Yesterday, I met the representative of the Paris Bakery at a demonstration outside Leinster House. While I was listening to the speakers, I realised the Government is not friendly towards workers at all and those who thought that voting for Labour would take the extreme edges off Fine Gael have been sorely disappointed with regard to collective bargaining, which is a human right and is included in the programme for Government. Will the Government be clear about introducing collective bargaining?

I do not know whether the Deputy wants me to address the question he has just asked or the one he submitted.

The Government has responded to the needs of workers in many ways. We increased the minimum wage, introduced protections for agency workers and restored the system of wage setting for vulnerable workers that had been ruled unconstitutional by the courts. We continue to develop good labour relations legislation and will soon publish the WRC, workers rehabilitation and compensation Bill, a major reform which will deliver better conditions for both workers and employers. I do not accept, therefore, the premise of the Deputy's preamble to his question.

On 13 September last, I obtained Cabinet approval to develop legislative proposals to reform the Industrial Relations (Amendment) Act 2001 to provide for an improved and modernised industrial relations framework that will provide more clarity for employers and more effectiveness for workers in employment where collective bargaining does not take place. When enacted, this legislation will mark the fulfilment of the commitment in the programme for Government to reform the current law on employees' right to engage in collective bargaining to ensure compliance by the State with recent judgments of the European Court of Human Rights.

The legislation will provide a clear and balanced mechanism by which the fairness of the employment conditions of workers in their totality can be assessed where collective bargaining does not take place. It will provide clarity and certainty for employers in managing their workplaces over the years ahead. It will also explicitly prohibit the use of inducements by employers to persuade employees to forgo collective bargaining representation and will provide strong protections for workers who invoke the provisions of the 2001 to 2004 Acts or who have acted as a witness or a comparator for the purposes of those Acts.

The proposals are derived from a lengthy consultation process involving extensive engagement with stakeholders with a view to arriving at broadly acceptable proposals that will operate effectively in practice. The proposals have been welcomed by stakeholders such as IBEC and ICTU. They will ensure the retention of our voluntary system of industrial relations, but also ensure workers have confidence that, where there is no collective bargaining, they have an effective system that ensures they can air problems about remuneration, terms and conditions and have these determined based on those in similar companies and not be victimised for doing so.

I tabled the Protection of Employees (Amendment) Bill in 2012, but Labour and Fine Gael voted against it. This Bill would have prevented the situation we now have in regard to the Paris Bakery. Under the current Government, we have seen an increase in part-time, short-term and zero hours contracts and seen a reduction in Sunday premiums. Workers, therefore, have suffered under the Government.

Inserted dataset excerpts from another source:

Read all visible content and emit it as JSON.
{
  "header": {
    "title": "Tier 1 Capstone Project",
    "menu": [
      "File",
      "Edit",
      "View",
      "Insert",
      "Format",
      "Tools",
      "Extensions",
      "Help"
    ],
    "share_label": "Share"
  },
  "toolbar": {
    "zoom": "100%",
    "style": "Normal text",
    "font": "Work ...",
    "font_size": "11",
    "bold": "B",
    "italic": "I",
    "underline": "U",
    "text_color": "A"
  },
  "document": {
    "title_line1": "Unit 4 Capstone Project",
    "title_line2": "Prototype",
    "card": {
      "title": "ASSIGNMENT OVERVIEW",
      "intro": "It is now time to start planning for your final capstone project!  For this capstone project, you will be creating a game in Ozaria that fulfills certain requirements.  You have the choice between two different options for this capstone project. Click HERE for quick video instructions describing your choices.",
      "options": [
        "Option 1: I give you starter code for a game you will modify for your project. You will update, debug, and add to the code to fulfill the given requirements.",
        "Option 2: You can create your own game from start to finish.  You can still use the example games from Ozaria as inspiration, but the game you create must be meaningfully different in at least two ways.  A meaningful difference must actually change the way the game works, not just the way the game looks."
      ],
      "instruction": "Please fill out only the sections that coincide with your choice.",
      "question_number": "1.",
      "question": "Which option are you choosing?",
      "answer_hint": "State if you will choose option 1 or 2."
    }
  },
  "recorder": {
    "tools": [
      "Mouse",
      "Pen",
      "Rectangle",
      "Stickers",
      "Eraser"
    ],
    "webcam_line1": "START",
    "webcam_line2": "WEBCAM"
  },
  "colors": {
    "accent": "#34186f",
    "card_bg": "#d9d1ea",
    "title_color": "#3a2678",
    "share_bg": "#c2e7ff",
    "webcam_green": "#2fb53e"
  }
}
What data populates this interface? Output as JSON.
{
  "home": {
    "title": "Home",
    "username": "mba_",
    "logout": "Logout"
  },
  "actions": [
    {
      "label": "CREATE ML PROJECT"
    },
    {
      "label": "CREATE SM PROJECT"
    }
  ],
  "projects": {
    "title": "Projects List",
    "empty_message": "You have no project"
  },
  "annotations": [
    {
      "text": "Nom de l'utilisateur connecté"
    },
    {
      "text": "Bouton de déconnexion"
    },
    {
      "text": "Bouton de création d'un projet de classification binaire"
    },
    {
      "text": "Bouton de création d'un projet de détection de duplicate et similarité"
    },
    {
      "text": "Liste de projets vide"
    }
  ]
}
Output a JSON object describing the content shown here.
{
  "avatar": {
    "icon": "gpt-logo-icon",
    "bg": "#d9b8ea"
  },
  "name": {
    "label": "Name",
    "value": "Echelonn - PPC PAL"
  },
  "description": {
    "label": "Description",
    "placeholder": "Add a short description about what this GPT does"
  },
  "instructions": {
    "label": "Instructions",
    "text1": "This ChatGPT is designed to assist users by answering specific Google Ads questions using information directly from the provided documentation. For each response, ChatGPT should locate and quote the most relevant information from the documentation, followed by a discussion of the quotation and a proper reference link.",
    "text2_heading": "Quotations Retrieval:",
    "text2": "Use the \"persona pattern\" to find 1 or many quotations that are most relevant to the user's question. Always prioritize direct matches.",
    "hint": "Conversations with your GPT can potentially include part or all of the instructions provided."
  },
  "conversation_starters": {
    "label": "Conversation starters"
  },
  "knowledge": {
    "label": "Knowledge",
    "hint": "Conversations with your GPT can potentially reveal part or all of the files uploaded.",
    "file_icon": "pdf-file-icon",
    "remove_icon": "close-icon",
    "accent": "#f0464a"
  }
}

I note the Minister's promised reform on the Industrial Relations (Amendment) Act 2001, but the proposal is convoluted. The concern is that if the legislation does not require employers to recognise trade unions, it will not deliver in regard to Ireland's international commitments or the programme for Government. If we do not have union recognition, we do not have collective bargaining. It is as simple as that. Does the Minister intend to retain the voluntary system of industrial relations? If so, he is reneging on the commitment in the programme for Government. Workers deserve better. They should not have to jump through hoops to get to lengthy procedures. They should not have to stage sit-ins in the likes of the Paris Bakery, Vita Cortex, Lagan Bricks or any other company. These are outstanding issues that could be resolved if the Government grasped the opportunity facing it.

What is happening here is that we are respecting the voluntary system which has been important and successful in Ireland. However, where a company chooses not to engage in collective bargaining, we are providing a mechanism whereby workers can ensure they will not be victimised as a result of that practice and they can take their case under these Acts. This will provide clarity and provide clear definitions for accepted bodies, the bodies that constitute collective bargaining. There have been disputes as to whether these accepted bodies are genuinely independent and the legislation will clarify that. It will also protect workers from victimisation and ensure that only trade unions can take action under this measure. It also prohibits inducements, which have been found in conflict under the Wilson case. Our approach is entirely in line with our obligations under the various legal judgments.

The key or crux is that if it is a voluntary system, we do not have collective bargaining. If, instead of having a voluntary system, the Minister is just substituting a convoluted, complex legal process through which workers are forced to use the courts to try to grab back their rights, this makes it more difficult for workers to ensure their rights are upheld. In all of this, there must be a fair balance between workers' and employers' rights. However, providing a voluntary system where employers can make the decision on whom they will negotiate with negates the heart of collective bargaining and of all the decisions taken by the International Labour Organization, the European Court of Human Rights, the Universal Declaration of Human Rights and the Constitution. All of these documents point to freedom of association, people being able to represent themselves as workers, and employers' recognition of workers in those efforts.

The Constitution of course respects freedom of association, but it also respects the voluntary nature of these processes. The Deputy will be aware that our system has been examined by the ILO and found to be in conformity with the requirements. I agree with the Deputy that this is a balanced approach and that it does not fulfil all of the ambitions of either the employers' groups or the workers' groups. My officials and I have engaged over a lengthy time with both sides to find a solution that is fair and balanced. That is what we are delivering. It is not possible for a solution to suit only one side or the other. What is arrived at must be a balanced measure, which is what we have delivered.